M. Daniel Chasseing . - Les soins ambulatoires ont été fréquemment mentionnés comme sources d'économies, mais permettez-moi de signaler qu'une personne prise en charge en ambulatoire et soignée à domicile, surtout quand elle est âgée, requerra de toute façon un niveau important de soins infirmiers. Je ne suis absolument pas sûr de l'économie !

Les hôpitaux présentent certes un déficit important en fonctionnement, mais également en investissement.

Enfin, le vieillissement de la population appelle selon moi une médicalisation accrue des établissements d'hébergement pour personnes âgées dépendantes (Ehpad) ainsi qu'un renforcement de leurs effectifs, ce qui, là encore, n'engendrera certainement pas les économies souhaitées. Si j'ajoute à tout cela la croissance en berne, je suis contraint d'émettre les plus grandes réserves sur l'atteinte de l'équilibre de nos comptes sociaux.

M. Alain Milon , président . - Je souhaiterais pour ma part que nous prêtions une plus forte attention aux organismes de protection complémentaire, qui participent au financement de la protection sociale mais qui se distinguent par les gains financiers qu'ils en retirent.

Par ailleurs, je ne parviens pas à comprendre pourquoi les établissements hospitaliers publics sont tenus au remboursement de leurs dépenses d'investissement immobilier. Il me semble que les établissements scolaires ne sont pas soumis aux mêmes exigences, sans que cette différence de traitement ne se justifie.

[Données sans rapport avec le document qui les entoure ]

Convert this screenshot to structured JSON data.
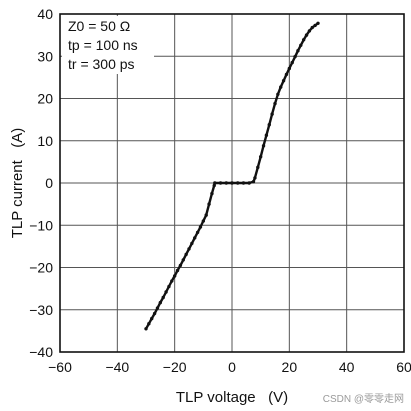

M. Jean-Marie Vanlerenberghe , rapporteur général . - Sur cette dernière question, c'est effectivement le souhait réitéré de la commission des affaires sociales que l'investissement immobilier ne soit pas intégré au budget des hôpitaux publics, mais soient supporté par un fonds distinct. Je partage également les préconisations du président concernant les organismes de protection complémentaire, d'autant que plusieurs études ont chiffré leur contribution potentielle à près de 6 milliards d'euros.

Je prends acte des inquiétudes manifestées par nos collègues. Je tiens à les assurer du maintien de notre vigilance sur toutes les questions abordées, notamment sur la tendance à plafonner les excédents des organismes de sécurité sociale au profit de l'État et sur la résorption de la dette non transférée de l'Acoss.

La gouvernance et le pilotage de l'Ondam doivent être intégralement revus. Il est exact que les soins de ville et les soins hospitaliers sont beaucoup trop interdépendants pour être financés de façon aussi cloisonnée. Nous ne pourrons pas nous satisfaire en septembre prochain d'un simple « Plan Hôpital », là où un plan général de la santé est nécessaire. J'ai également bien pris en compte les avertissements que vous avez émis sur la nature relative des excédents à venir, en regard des dépenses non anticipées et non couvertes. Notre collègue a évoqué à ce titre les dépenses de médicalisation des Ehpad, qui sont pour l'heure fort modestes, mais dont l'augmentation annoncée n'est pas chiffrée.

Je tempérerais toutefois l'alarmisme de certaines interventions en mentionnant la dimension de prévention, censée endiguer les dépenses de soins, dont ce Gouvernement a fait une composante importante des mesures de santé, et qu'on peine à faire apparaître d'un strict point de vue comptable. Elle ne doit pas pour autant être négligée.

Enfin, la remise, que nous espérons, du fameux rapport sur la rénovation des relations financières entre l'État et la sécurité sociale pourra servir de base à la grande réforme structurelle de la protection sociale que plusieurs d'entre vous avez évoquée.

La commission autorise la publication du rapport d'information.